Gościem red. Adriana Stankowskiego w programie w punkt był minister rolnictwa i rozwoju wsi Jan Krzysztof Ardanowski, który opowiedział o tym, w jaki sposób ministerstwo pomaga rolnikom i dlaczego należy jak najszybciej zmniejszyć populację dzików.
Red. Stankowski rozpoczął rozmowę z ministrem od przywołania problemu jakim jest susza. Ardanowski potwierdził, że jest to obecnie najbardziej palący problem i przekazał, że podjęte już zostały działania pomocowe.

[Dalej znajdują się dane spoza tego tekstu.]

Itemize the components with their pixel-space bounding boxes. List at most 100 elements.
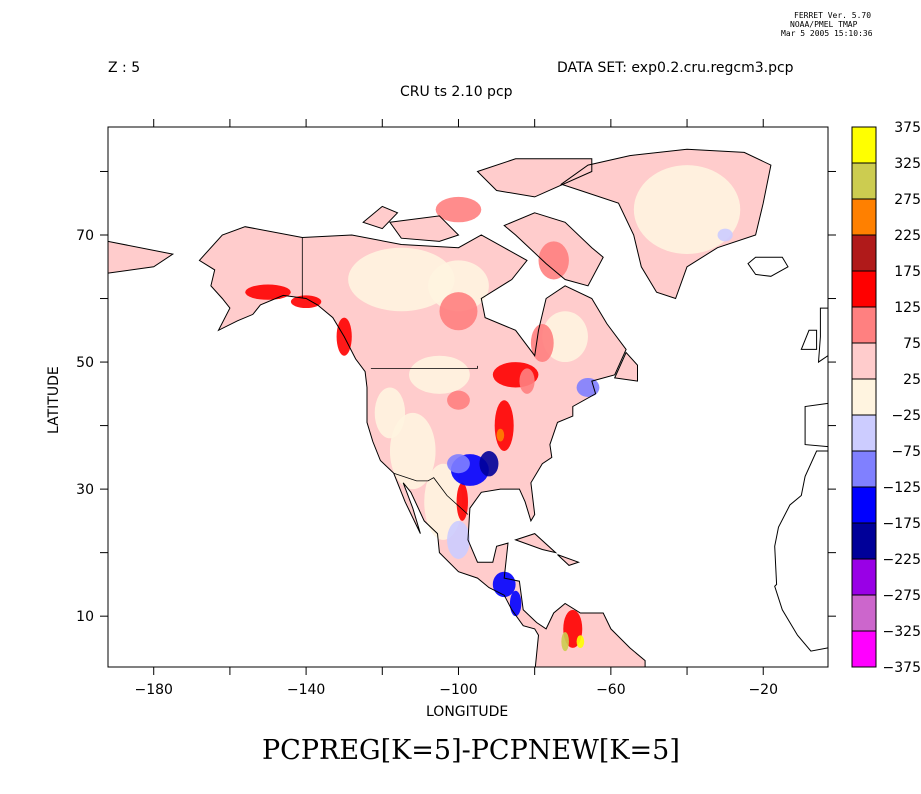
x-axis-label: LONGITUDE xyxy=(426,704,509,720)
siberia-fill xyxy=(108,241,173,274)
colorbar-label: 175 xyxy=(894,264,921,280)
anomaly-patch xyxy=(447,390,470,410)
anomaly-patch xyxy=(428,260,489,312)
anomaly-patch xyxy=(435,196,482,223)
iceland-coastline xyxy=(747,256,789,277)
anomaly-patch xyxy=(561,632,569,652)
colorbar-label: −275 xyxy=(883,588,921,604)
colorbar-label: −175 xyxy=(883,516,921,532)
colorbar-label: −225 xyxy=(883,552,921,568)
anomaly-patch xyxy=(509,590,522,617)
anomaly-patch xyxy=(245,284,291,300)
anomaly-patch xyxy=(424,463,463,540)
anomaly-patch xyxy=(542,311,588,363)
anomaly-patch xyxy=(290,295,322,309)
x-tick-label: −20 xyxy=(748,682,778,698)
north-america-coastline xyxy=(198,226,646,667)
colorbar-label: −125 xyxy=(883,480,921,496)
newfoundland-coastline xyxy=(613,351,638,382)
plot-frame xyxy=(107,126,829,668)
colorbar-label: −25 xyxy=(891,408,921,424)
x-tick-label: −100 xyxy=(439,682,477,698)
colorbar-swatch xyxy=(851,378,877,416)
ellesmere-coastline xyxy=(476,158,593,198)
greenland-coastline xyxy=(560,148,772,300)
ferret-org: NOAA/PMEL TMAP xyxy=(790,20,858,29)
colorbar-swatch xyxy=(851,342,877,380)
anomaly-patch xyxy=(494,400,514,451)
baffin-coastline xyxy=(503,212,604,287)
cuba-coastline xyxy=(514,533,558,554)
anomaly-patch xyxy=(409,355,470,394)
colorbar-swatch xyxy=(851,522,877,560)
anomaly-patch xyxy=(530,323,554,363)
anomaly-patch xyxy=(447,454,470,474)
britain-coastline xyxy=(817,307,828,364)
ellesmere-fill xyxy=(477,158,592,197)
colorbar-label: −325 xyxy=(883,624,921,640)
y-tick-label: 50 xyxy=(76,355,94,371)
colorbar-label: −75 xyxy=(891,444,921,460)
anomaly-patch xyxy=(496,428,505,442)
x-tick-label: −180 xyxy=(134,682,172,698)
colorbar-swatch xyxy=(851,414,877,452)
anomaly-patch xyxy=(447,520,470,559)
colorbar-label: 325 xyxy=(894,156,921,172)
colorbar-label: 75 xyxy=(903,336,921,352)
colorbar-label: 25 xyxy=(903,372,921,388)
ireland-coastline xyxy=(800,329,818,350)
anomaly-patch xyxy=(456,482,468,521)
ferret-version: FERRET Ver. 5.70 xyxy=(794,11,872,20)
anomaly-patch xyxy=(576,377,600,397)
colorbar-swatch xyxy=(851,234,877,272)
dataset-label: DATA SET: exp0.2.cru.regcm3.pcp xyxy=(557,60,794,76)
ferret-date: Mar 5 2005 15:10:36 xyxy=(781,29,873,38)
anomaly-patch xyxy=(348,247,455,312)
victoria-coastline xyxy=(389,215,460,242)
y-tick-label: 10 xyxy=(76,609,94,625)
anomaly-patch xyxy=(519,368,535,394)
x-tick-label: −140 xyxy=(287,682,325,698)
anomaly-patch xyxy=(479,451,499,477)
plot-title: PCPREG[K=5]-PCPNEW[K=5] xyxy=(262,735,680,766)
anomaly-patch xyxy=(717,228,733,242)
colorbar-swatch xyxy=(851,306,877,344)
newfoundland-fill xyxy=(614,352,638,382)
colorbar-label: 225 xyxy=(894,228,921,244)
colorbar-swatch xyxy=(851,126,877,164)
z-label: Z : 5 xyxy=(108,60,141,76)
hispaniola-coastline xyxy=(557,554,581,566)
colorbar-swatch xyxy=(851,162,877,200)
colorbar-label: −375 xyxy=(883,660,921,676)
cuba-fill xyxy=(515,533,556,553)
colorbar-swatch xyxy=(851,630,877,668)
banks-coastline xyxy=(362,205,399,230)
country-border xyxy=(393,472,469,515)
anomaly-patch xyxy=(439,292,478,331)
anomaly-patch xyxy=(633,165,741,255)
colorbar-swatch xyxy=(851,450,877,488)
colorbar-swatch xyxy=(851,594,877,632)
colorbar-swatch xyxy=(851,270,877,308)
country-border xyxy=(370,365,478,369)
colorbar-swatch xyxy=(851,486,877,524)
x-tick-label: −60 xyxy=(596,682,626,698)
anomaly-patch xyxy=(492,571,516,598)
hispaniola-fill xyxy=(557,554,579,566)
colorbar-label: 275 xyxy=(894,192,921,208)
y-tick-label: 70 xyxy=(76,228,94,244)
anomaly-patch xyxy=(389,412,436,490)
colorbar-label: 375 xyxy=(894,120,921,136)
colorbar-label: 125 xyxy=(894,300,921,316)
y-tick-label: 30 xyxy=(76,482,94,498)
victoria-fill xyxy=(389,215,459,242)
anomaly-patch xyxy=(538,241,569,280)
africa-coastline xyxy=(774,450,828,652)
banks-fill xyxy=(363,206,398,229)
iberia-coastline xyxy=(804,402,828,448)
colorbar-swatch xyxy=(851,558,877,596)
colorbar-swatch xyxy=(851,198,877,236)
map-layer xyxy=(108,148,828,667)
anomaly-patch xyxy=(374,387,406,439)
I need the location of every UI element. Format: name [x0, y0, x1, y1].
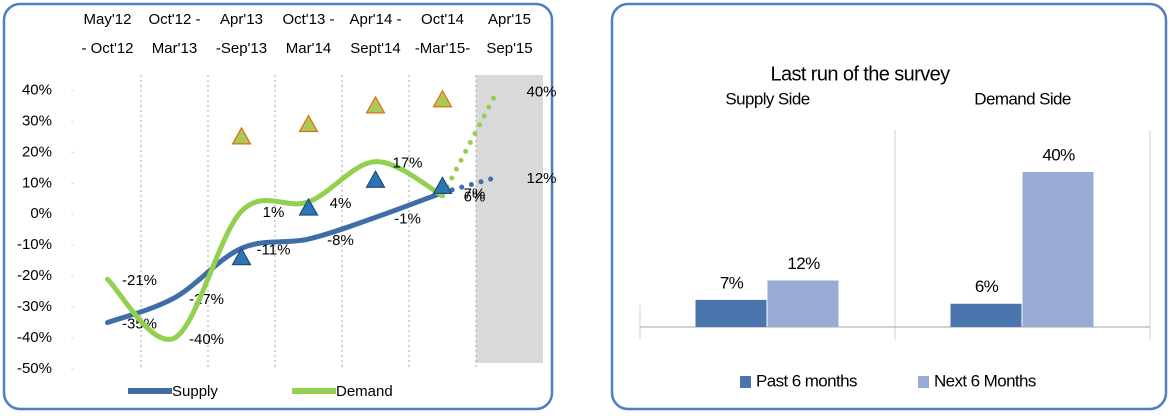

- Rolnicy będą mieli sporo pomocy. Przynajmniej 800 mln złotych będzie przeznaczona na dofinansowanie. Będą też duże ulgi. Poza tym, w pewnym momencie zaczęły deszcze padać i warzywa późnego zbioru nie są tak złe – oznajmił.
- Zboża jest mniej, ale nie ma istotnych powodów by miały podrożeć chleb czy makaron, jest tyle zboża chlebowego ile potrzeba – powiedział.
- Susza jest szacowana - by stwierdzić ile udzielić pomocy trzeba oszacować straty. Szybko zaczęliśmy apelować by powołano komisje do szacowania. Część wójtów i burmistrzów w większości z PSL-u krzyczy, że PiS nie pomaga rolnikom a sami nie chcieli powołać komisji. Ja powiedziałem, że jeśli nie powołacie komisji, zrobi to wojewoda, ale zrobimy listę tych, którzy komisji nie powołali. Pomogło – powiedział Ardanowski.
Minister rolnictwa i rozwoju wsi powiedział, że w przypadku największych strat, przekraczających 70 proc. dopłata do hektara będzie wynosił około 1000 złotych. Dodał, że są także inne formy pomocowe niż takie dopłaty. Są nimi m.in. w udzielenie prolongat spłat kredytów i dopłaty do odsetek.
Redaktor Stankowski zastanawiał się, dlaczego wobec tak szerokiej pomocy rządu, są rolnicy którzy dalej się „burzą”.
- Burzą się, ci którzy mają inny cel niż tylko obrona rolników. Ja spotykam się codziennie z rolnikami, oni mówią, że państwo często za rządów innych partii w ogóle nie pomagało. Teraz ta pomoc jest, ci którzy dzierżawią ziemię państwową mogą mieć zawieszone czynsze, będzie można zawiesić KRUS, w skrajnym przypadku można wystąpić o wsparcie z pomocy społecznej. To dość wszechstronna pomoc dla rolników. Będą wypłaty dopłat bezpośrednich wypłacane w zaliczkach. To będzie ponad 10 i pół mld złotych. Rolnictwo jest ważnym elementem Polskiej gospodarki i nie zostaną oni bez pomocy rządu - powiedział
Minister skomentował też działania podejmowane wobec choroby ASF czyli afrykańskiego pomoru świń
- Cała Europa pada na kolana przy tym problemie. W Polsce jest problem przy wschodniej granicy a w Europie całe kraje borykają się z tym problemem. ASF był jeszcze jak PSL rządził. Jest to choroba trudna z którą nie bardzo Europa wie jak walczyć. Trzeba w strefach zapowietrzenia wybić wszystkie dziki a w innych terenach zmniejszyć ich populację do minimum by ograniczać jej występowanie. Myśliwi mogą to zrobić, ale tego nie robią – powiedział.
- Wybicie dzików to rolnicza sprawa. Ja apeluje do myśliwych, jeśli nie chcą polować na dziki to muszą przyjąć tą prawdę, że są współodpowiedzialni ASF w Polsce - oznajmił minister.
- Proszę by myśliwi to robili, by strzelali do dzików, ponoć to lubią to ich pasja. Nie rozumiem dlaczego Polski Związek Łowiecki w taki sposób postępuje. Zmarnowali wiele miesięcy jak nie było jeszcze kukurydzy. Jeśli tego nie zrobi, to może trzeba będzie pozwolić na konkurencyjne związki łowieckie w Polsce – stwierdził minister Ardanowski.